紅い着物の幼女はそれをぶん取ると、こちらにキツーい視線を向けてきた。
「あんたらには紹介が遅れたわね。あたしは、団鳥子。花歌姉さんの妹よ。別に全然気にしてるわけじゃないけど、あたしに身長の話をしたやつは問答無用でボコすのでよろしく」
怖い。よろしく、のアクセントが完全に夜露死苦 だったよ。
でも、なんというか。
「真津璃 にどこか似てるよな、あの人」
「……そいつはどういう意味かな」
バシッと前方から音がする。見ると、鳥子がいつの間にか竹刀を手にしていた。
「あたしが説明するのは、『力』での『決闘』。フィールドから見てわかる通り、逃げ場なしのタイマンよ」
鳥子は続る。
「勝利条件は、相手を倒して10カウント、もしくはフィールド外に追いやること。当たり前だけど殺すのはダメだぞ!」
まあ、最低限の倫理感は持っておけよというわけだ。それ以外のことならルール無用っぽいのが少し気がかりだけども。
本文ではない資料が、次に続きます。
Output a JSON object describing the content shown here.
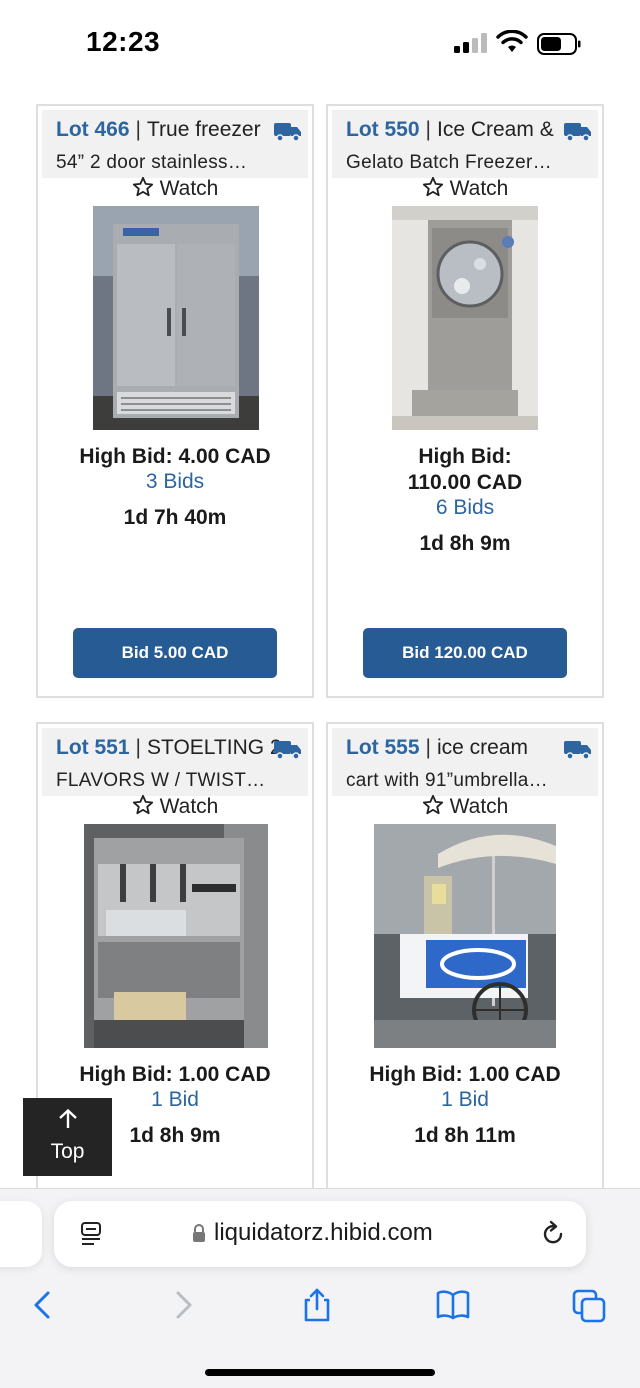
{
  "status_bar": {
    "time": "12:23"
  },
  "lots": [
    {
      "lot": "Lot 466",
      "title1": "True freezer",
      "title2": "54” 2 door stainless…",
      "watch": "Watch",
      "high_bid": "High Bid: 4.00 CAD",
      "bids": "3 Bids",
      "time_left": "1d 7h 40m",
      "button": "Bid 5.00 CAD"
    },
    {
      "lot": "Lot 550",
      "title1": "Ice Cream &",
      "title2": "Gelato Batch Freezer…",
      "watch": "Watch",
      "high_bid": "High Bid: 110.00 CAD",
      "bids": "6 Bids",
      "time_left": "1d 8h 9m",
      "button": "Bid 120.00 CAD"
    },
    {
      "lot": "Lot 551",
      "title1": "STOELTING 2",
      "title2": "FLAVORS W / TWIST…",
      "watch": "Watch",
      "high_bid": "High Bid: 1.00 CAD",
      "bids": "1 Bid",
      "time_left": "1d 8h 9m",
      "button": ""
    },
    {
      "lot": "Lot 555",
      "title1": "ice cream",
      "title2": "cart with 91”umbrella…",
      "watch": "Watch",
      "high_bid": "High Bid: 1.00 CAD",
      "bids": "1 Bid",
      "time_left": "1d 8h 11m",
      "button": ""
    }
  ],
  "top_button": {
    "label": "Top"
  },
  "browser": {
    "url": "liquidatorz.hibid.com"
  },
  "icons": {
    "truck": "truck-icon",
    "watch": "star-outline-icon",
    "reader": "reader-mode-icon",
    "lock": "lock-icon",
    "reload": "reload-icon",
    "back": "chevron-left-icon",
    "forward": "chevron-right-icon",
    "share": "share-icon",
    "bookmarks": "book-icon",
    "tabs": "tabs-icon"
  },
  "colors": {
    "accent": "#2c65a0",
    "button": "#265b93"
  }
}
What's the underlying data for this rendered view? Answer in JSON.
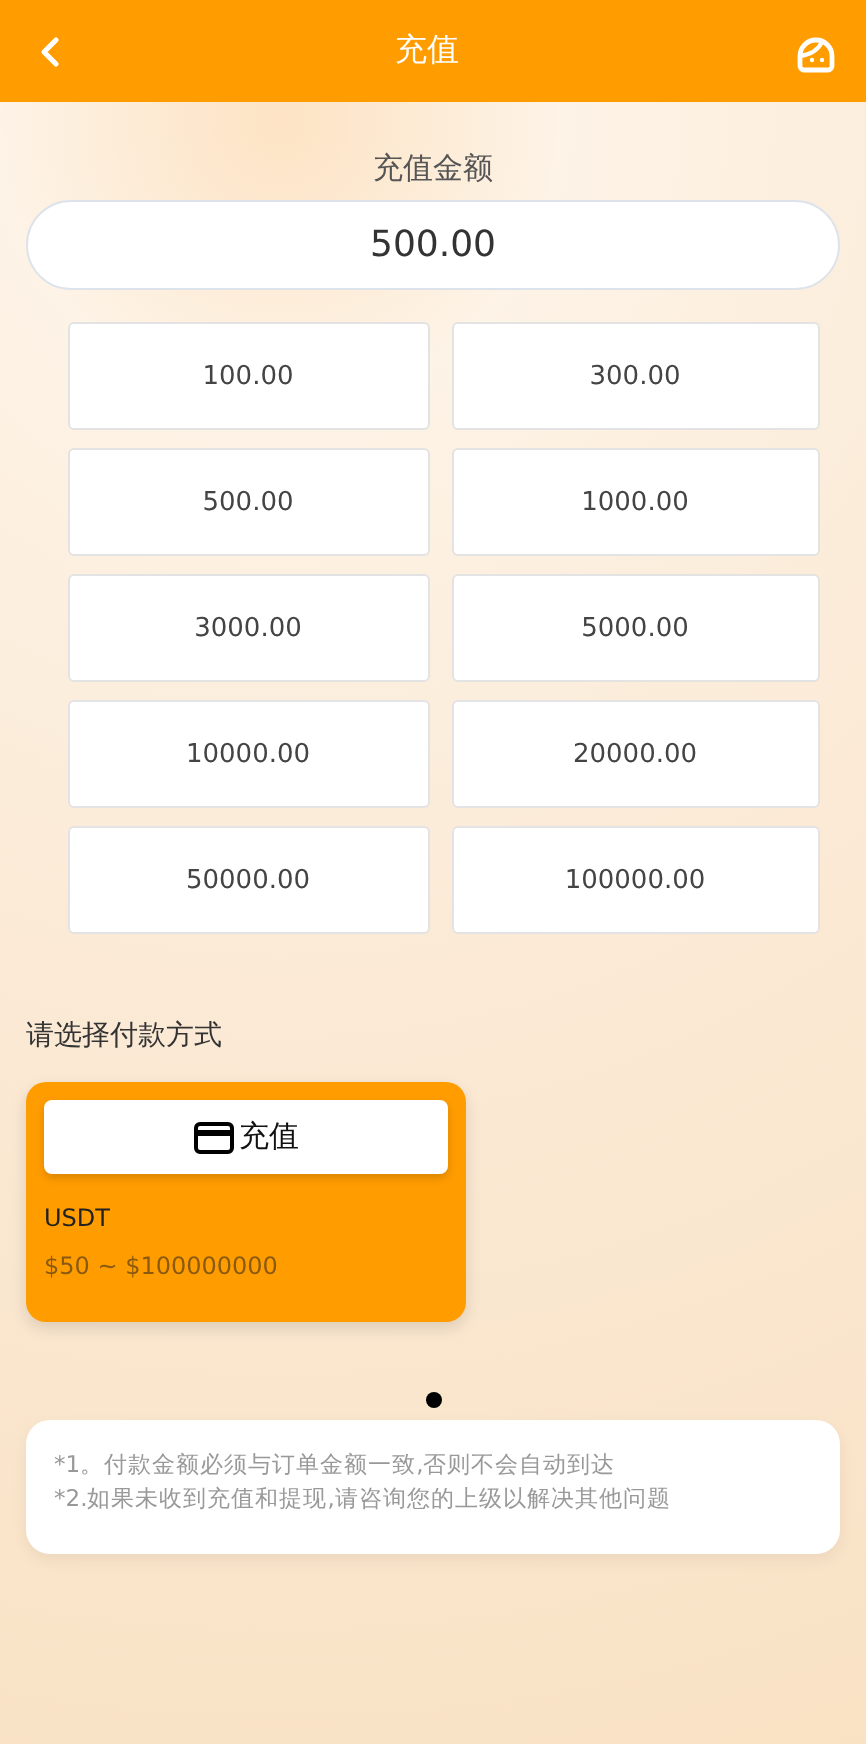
{
  "header": {
    "title": "充值"
  },
  "amount": {
    "label": "充值金额",
    "value": "500.00"
  },
  "presets": [
    "100.00",
    "300.00",
    "500.00",
    "1000.00",
    "3000.00",
    "5000.00",
    "10000.00",
    "20000.00",
    "50000.00",
    "100000.00"
  ],
  "payment": {
    "label": "请选择付款方式",
    "methods": [
      {
        "button": "充值",
        "name": "USDT",
        "range": "$50 ~ $100000000"
      }
    ]
  },
  "notes": [
    "*1。付款金额必须与订单金额一致,否则不会自动到达",
    "*2.如果未收到充值和提现,请咨询您的上级以解决其他问题"
  ]
}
「よし。じゃあ、『力』の成績優秀者二人に実戦してもらおうか。『22』番、我孫子真津璃!」
思わず俺が反応しそうになった。すげえ、あの野郎、本当に選ばれやがったぞ。
当然のような面で立ちあがる真津璃に、一応声をかけてやる。
「まあ、なんだ。頑張れ」
「言われるまでもない。秒殺してやる」
なんだなんだ、格好いいじゃねえか。真津璃の後ろ姿が大きく見えた。気がする。